🚨As someone who has worked at an exchange for 6 years, let me explain the risk control measures in exchanges for beginners
01/ KYC: Know Your Customer
✅The platform collects detailed information about customers for analysis.
✅First, determine if the customer is a sensitive individual, such as those under international sanctions, terrorist organizations, political figures, etc. (Usually verified using third-party platform data, such as #Dowjones, #LexisNexis, and other list databases)
✅Classify customers based on risk levels (Risk Assessment) according to parameters such as country, occupation, sensitive individuals, etc.
✅Each risk level has different tolerances for using the exchange.
02/ KYT & KYA: Know Your Transactions and Wallet Assets
✅KYT & KYA are on-chain analysis tools that monitor transactions when the exchange interacts with on-chain addresses.
✅On-chain addresses are mixed, and can be categorized into black market, dark web, sanctioned addresses, hacker addresses, etc.
✅Generally, third-party databases are accessed to make judgments, such as @elliptic, @chainalysis, @SlowMist_Team, etc.
✅People engaging in over-the-counter trading should be very cautious about the source of the other party's wallet address, as they might be directly flagged by the exchange's risk control.

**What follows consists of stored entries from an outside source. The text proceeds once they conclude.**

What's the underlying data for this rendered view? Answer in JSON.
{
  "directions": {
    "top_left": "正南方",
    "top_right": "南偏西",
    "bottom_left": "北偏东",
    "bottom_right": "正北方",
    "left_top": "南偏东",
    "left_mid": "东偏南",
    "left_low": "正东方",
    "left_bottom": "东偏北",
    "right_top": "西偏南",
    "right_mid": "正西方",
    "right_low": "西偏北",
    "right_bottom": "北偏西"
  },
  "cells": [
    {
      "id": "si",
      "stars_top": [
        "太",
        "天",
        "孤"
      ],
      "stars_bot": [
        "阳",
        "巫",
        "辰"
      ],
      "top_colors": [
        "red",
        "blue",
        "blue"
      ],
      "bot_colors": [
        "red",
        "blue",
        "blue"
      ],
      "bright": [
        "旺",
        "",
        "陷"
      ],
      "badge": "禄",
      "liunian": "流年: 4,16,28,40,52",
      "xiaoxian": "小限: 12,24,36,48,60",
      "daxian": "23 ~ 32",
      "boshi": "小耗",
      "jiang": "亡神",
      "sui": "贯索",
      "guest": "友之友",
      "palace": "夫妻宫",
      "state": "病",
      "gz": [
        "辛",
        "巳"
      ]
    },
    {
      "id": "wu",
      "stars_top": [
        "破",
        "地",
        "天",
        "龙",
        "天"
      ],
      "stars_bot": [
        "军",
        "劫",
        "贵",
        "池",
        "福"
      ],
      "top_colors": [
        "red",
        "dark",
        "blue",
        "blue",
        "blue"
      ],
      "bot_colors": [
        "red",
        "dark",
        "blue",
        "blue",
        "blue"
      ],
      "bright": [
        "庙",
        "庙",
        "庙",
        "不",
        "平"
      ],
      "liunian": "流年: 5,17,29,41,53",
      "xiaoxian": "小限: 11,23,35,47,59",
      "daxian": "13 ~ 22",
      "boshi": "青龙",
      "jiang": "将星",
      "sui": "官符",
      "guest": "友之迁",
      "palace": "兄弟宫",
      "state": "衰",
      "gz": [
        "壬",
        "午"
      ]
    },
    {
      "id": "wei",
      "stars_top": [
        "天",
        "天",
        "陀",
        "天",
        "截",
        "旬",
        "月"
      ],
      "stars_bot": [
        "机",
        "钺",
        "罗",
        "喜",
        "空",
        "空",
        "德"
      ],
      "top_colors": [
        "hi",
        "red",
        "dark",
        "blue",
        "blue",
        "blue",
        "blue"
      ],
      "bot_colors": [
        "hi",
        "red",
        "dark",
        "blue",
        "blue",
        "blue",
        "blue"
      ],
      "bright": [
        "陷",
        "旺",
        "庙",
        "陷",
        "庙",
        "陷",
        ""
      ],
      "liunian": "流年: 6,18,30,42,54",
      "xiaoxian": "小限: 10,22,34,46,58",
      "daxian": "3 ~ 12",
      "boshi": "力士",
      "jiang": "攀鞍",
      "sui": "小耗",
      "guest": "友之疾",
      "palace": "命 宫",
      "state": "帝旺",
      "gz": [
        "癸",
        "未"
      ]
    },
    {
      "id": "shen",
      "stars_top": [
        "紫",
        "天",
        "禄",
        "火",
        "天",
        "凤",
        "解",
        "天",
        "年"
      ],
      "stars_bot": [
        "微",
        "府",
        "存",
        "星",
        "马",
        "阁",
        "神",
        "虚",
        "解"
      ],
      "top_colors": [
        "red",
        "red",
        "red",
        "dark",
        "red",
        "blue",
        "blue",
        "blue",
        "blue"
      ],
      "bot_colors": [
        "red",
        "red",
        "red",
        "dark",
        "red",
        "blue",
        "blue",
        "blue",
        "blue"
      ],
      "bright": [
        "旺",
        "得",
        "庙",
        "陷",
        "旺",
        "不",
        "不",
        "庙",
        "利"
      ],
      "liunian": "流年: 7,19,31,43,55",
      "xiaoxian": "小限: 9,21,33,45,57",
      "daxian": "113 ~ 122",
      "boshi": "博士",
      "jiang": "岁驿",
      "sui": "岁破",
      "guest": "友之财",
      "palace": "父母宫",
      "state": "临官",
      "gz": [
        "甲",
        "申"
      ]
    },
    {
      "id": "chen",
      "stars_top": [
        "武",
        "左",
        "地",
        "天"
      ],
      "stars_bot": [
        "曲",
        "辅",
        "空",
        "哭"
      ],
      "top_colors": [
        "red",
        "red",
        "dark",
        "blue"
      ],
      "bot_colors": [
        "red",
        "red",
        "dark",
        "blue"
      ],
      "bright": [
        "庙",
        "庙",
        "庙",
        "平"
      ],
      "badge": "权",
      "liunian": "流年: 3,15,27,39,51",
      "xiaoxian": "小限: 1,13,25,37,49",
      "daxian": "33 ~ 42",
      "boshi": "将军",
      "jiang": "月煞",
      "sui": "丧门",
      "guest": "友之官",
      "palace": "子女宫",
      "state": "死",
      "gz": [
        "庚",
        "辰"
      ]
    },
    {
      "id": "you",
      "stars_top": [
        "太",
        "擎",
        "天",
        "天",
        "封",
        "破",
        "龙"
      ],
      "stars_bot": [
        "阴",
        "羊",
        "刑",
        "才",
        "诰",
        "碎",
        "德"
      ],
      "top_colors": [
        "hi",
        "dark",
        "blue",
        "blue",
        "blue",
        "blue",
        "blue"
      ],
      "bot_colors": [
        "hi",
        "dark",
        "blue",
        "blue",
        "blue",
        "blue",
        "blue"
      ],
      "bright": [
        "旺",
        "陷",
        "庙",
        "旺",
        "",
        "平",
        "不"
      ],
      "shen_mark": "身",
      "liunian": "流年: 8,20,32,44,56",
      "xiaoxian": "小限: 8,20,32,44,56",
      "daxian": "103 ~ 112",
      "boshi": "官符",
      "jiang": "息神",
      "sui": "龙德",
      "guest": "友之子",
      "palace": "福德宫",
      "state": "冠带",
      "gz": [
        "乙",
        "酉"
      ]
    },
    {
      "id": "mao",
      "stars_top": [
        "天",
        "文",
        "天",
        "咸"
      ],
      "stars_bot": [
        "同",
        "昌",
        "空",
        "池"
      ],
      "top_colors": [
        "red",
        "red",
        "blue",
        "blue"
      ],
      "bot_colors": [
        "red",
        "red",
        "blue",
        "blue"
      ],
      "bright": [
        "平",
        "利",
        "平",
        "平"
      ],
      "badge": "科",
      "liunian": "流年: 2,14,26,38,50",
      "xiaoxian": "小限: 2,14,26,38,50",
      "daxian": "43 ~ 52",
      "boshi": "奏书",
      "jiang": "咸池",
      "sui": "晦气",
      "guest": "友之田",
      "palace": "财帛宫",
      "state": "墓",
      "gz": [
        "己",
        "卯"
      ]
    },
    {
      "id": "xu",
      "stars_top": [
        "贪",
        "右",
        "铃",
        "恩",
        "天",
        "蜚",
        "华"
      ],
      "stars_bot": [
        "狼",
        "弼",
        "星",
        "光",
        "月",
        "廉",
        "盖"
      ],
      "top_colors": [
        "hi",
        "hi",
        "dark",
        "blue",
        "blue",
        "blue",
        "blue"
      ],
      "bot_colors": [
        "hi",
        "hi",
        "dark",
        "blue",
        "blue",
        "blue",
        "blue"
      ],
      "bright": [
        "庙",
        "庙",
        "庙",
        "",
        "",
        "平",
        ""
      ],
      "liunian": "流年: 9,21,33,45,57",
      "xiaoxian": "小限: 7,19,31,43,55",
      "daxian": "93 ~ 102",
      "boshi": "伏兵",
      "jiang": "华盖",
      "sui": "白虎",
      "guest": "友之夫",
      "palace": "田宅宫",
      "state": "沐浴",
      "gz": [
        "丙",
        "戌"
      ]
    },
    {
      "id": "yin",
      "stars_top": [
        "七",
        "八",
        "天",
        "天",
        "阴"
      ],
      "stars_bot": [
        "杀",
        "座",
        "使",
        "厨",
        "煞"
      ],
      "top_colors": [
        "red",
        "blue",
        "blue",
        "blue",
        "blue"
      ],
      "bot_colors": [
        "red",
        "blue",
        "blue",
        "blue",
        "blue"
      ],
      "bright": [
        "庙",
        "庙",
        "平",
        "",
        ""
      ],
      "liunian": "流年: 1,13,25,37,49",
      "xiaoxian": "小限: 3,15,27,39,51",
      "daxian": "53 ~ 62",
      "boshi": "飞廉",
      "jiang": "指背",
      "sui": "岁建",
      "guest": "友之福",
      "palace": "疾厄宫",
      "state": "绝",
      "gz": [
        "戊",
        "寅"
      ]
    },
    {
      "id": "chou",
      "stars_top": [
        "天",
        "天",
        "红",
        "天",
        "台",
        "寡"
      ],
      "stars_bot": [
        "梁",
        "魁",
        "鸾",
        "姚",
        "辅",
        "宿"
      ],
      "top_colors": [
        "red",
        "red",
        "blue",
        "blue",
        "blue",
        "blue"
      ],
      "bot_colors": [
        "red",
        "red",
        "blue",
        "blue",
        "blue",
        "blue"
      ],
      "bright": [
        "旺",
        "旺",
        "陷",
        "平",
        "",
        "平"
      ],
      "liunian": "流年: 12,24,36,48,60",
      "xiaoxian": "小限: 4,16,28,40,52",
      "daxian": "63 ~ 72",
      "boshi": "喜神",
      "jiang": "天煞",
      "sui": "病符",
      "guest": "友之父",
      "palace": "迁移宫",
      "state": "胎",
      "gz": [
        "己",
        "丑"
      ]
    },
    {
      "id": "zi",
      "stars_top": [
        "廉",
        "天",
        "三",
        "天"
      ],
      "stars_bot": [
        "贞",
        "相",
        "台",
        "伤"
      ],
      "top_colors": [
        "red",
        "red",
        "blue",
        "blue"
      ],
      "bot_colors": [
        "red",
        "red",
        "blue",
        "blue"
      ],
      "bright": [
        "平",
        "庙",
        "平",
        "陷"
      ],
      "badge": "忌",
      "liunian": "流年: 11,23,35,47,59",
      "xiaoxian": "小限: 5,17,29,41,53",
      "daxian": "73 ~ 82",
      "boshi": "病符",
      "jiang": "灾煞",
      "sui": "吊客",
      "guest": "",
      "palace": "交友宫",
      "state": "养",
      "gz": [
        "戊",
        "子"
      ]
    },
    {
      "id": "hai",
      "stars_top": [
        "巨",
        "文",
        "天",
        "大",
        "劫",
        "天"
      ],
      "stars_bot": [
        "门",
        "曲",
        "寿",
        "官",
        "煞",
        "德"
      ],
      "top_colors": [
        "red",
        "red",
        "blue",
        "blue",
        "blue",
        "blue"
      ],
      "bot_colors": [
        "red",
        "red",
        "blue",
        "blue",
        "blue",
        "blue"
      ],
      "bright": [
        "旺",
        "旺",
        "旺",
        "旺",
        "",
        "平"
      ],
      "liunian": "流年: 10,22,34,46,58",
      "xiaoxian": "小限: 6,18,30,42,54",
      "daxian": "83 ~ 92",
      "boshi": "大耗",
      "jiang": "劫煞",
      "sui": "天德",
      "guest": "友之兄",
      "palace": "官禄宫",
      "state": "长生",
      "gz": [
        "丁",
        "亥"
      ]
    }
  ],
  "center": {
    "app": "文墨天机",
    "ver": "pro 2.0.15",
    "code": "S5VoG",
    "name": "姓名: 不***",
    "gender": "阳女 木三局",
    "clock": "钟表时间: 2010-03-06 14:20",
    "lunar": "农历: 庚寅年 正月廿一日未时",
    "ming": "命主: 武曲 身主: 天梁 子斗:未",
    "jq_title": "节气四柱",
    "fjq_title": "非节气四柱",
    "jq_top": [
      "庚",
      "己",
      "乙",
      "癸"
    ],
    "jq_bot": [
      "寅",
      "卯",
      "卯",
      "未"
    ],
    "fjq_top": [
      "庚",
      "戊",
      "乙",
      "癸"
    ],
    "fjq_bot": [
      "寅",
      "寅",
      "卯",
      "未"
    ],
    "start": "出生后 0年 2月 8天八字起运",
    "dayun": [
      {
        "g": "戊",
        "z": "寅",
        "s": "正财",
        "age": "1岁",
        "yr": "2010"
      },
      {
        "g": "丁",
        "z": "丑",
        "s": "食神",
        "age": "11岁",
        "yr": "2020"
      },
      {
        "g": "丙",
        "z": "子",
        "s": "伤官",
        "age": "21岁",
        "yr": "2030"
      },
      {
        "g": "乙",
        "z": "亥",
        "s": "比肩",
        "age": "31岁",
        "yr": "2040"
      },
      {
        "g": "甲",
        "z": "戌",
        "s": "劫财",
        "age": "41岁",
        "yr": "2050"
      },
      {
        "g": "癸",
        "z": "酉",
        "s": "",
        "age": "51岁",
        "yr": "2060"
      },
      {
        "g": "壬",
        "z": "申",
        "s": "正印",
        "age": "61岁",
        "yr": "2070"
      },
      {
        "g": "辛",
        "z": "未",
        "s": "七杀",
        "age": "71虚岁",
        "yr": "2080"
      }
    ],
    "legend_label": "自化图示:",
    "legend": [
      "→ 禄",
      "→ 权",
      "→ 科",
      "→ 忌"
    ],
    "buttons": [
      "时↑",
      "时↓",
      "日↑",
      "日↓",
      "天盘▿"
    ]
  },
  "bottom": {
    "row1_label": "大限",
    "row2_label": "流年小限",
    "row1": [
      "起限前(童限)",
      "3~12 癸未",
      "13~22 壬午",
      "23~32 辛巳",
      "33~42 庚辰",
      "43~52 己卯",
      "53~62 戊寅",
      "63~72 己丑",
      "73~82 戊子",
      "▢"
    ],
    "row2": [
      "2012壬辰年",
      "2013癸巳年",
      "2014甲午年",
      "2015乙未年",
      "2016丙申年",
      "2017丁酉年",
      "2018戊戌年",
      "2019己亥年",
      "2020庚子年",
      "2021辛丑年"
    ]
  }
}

03/ Transaction Behavior Monitoring
✅Abnormal transaction monitoring: high-frequency small transactions, unusually large withdrawals, high-frequency cross-currency transactions.
✅Money laundering behavior monitoring: inflows and outflows in a short period, fund transfers between multiple accounts.
Each exchange operates dozens to hundreds of risk control rules.
✅Suspicious transaction reports: After hitting a risk control rule, an analysis is conducted, and if the transaction is deemed suspicious, it is reported to regulatory authorities.
04/ Market Manipulation
✅Account behavior monitoring: frequent two-way transactions, transaction times extremely close together, profit and loss deviating from normal logic.
✅Account correlation monitoring: multiple accounts using the same IP address/device fingerprint for trading, frequent interactions with on-chain addresses.
✅Order book monitoring: order book being deepened and then instantly withdrawn, unusual concentration of transaction volume.
05/ Market Maker Risk Control
✅Access and qualification review, such as background checks and agreement constraints, signing clear service agreements.
✅Transaction behavior monitoring: quoting standards, abnormal transaction monitoring, cancellation rate limits, trading volume requirements.
✅Funds and risk management: margin requirements, fund isolation, leverage limits, clearing mechanisms.
✅Market volatility response: circuit breaker mechanisms, dynamic adjustment of price spreads, liquidity guarantees, etc.